There is certainly a high degree of compulsion associated with attending IAPT services, with people being told that if they do not attend IAPT interventions then their benefits may be stopped. This seems counter to the idea of patients’ voluntary engagement, with the notion of ‘opt in’ being the sole indicator of patient willingness for participation. My personal opinion is that there is no real choice and no other type of treatment offered if they refuse. IAPT is a service where clear up target rates appear to be more important than the quality of the treatment and ‘one size’ most certainly does not fit all.
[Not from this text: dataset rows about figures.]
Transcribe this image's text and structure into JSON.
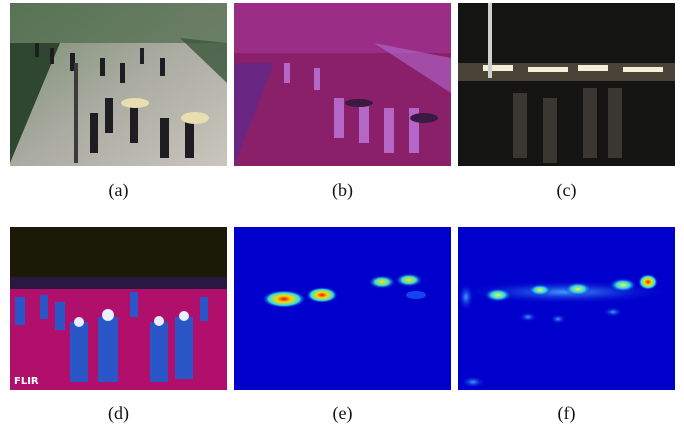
{
  "panels": [
    {
      "id": "a",
      "caption": "(a)",
      "kind": "visible-day-photo"
    },
    {
      "id": "b",
      "caption": "(b)",
      "kind": "thermal-magenta"
    },
    {
      "id": "c",
      "caption": "(c)",
      "kind": "visible-night-photo"
    },
    {
      "id": "d",
      "caption": "(d)",
      "kind": "thermal-flir",
      "watermark": "FLIR"
    },
    {
      "id": "e",
      "caption": "(e)",
      "kind": "density-map"
    },
    {
      "id": "f",
      "caption": "(f)",
      "kind": "density-map"
    }
  ]
}
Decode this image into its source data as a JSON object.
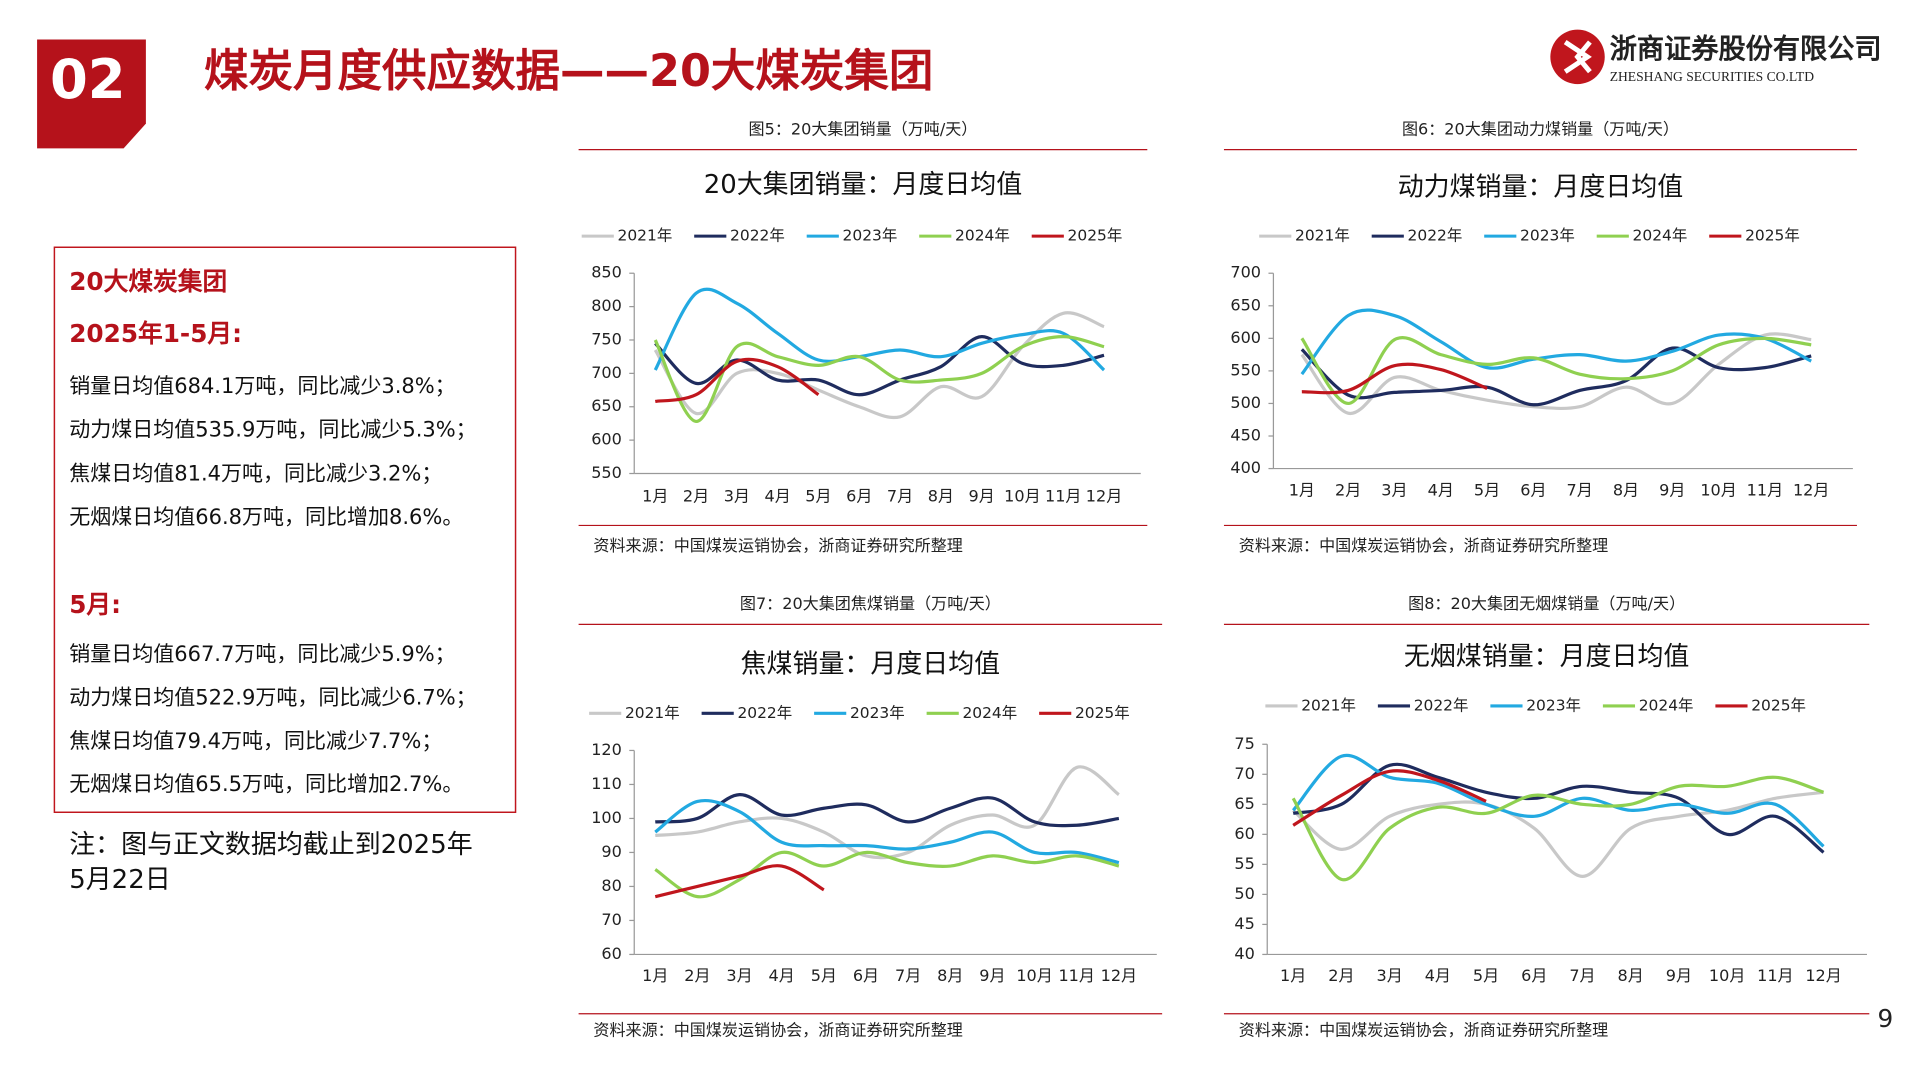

I am of the opinion that my colleagues who are Psychological Wellbeing Practitioners would benefit greatly from having knowledge and experience of mental health since my experience was that most of the higher level CBT Practitioners were and are mental health nurses by discipline. Whilst I am critical of IAPT, I am also critical of mental health services and for this reason I am currently aiming to change direction and to re-train in the area of Psychology.
Anonymity protected Dr Mike Scott
One reply on “IAPT Behind Closed Doors – Compulsion and Inadequate Training”
Only one person in the training class of 37 high intensity therapists that I was in was an ex mental health nurse, so seems that the profile of trainees varies a lot according to areas. There were many psychologists in the IAPT services I worked in, and a number senior psychologists colluded with the system as it is hard to get senior psyc roles these days, and some loved all the young psyc grad PWPs looking up to them and wanting to please them so they can get references to get on further training, so I don’t think the discpline is the reason why the system is as it is.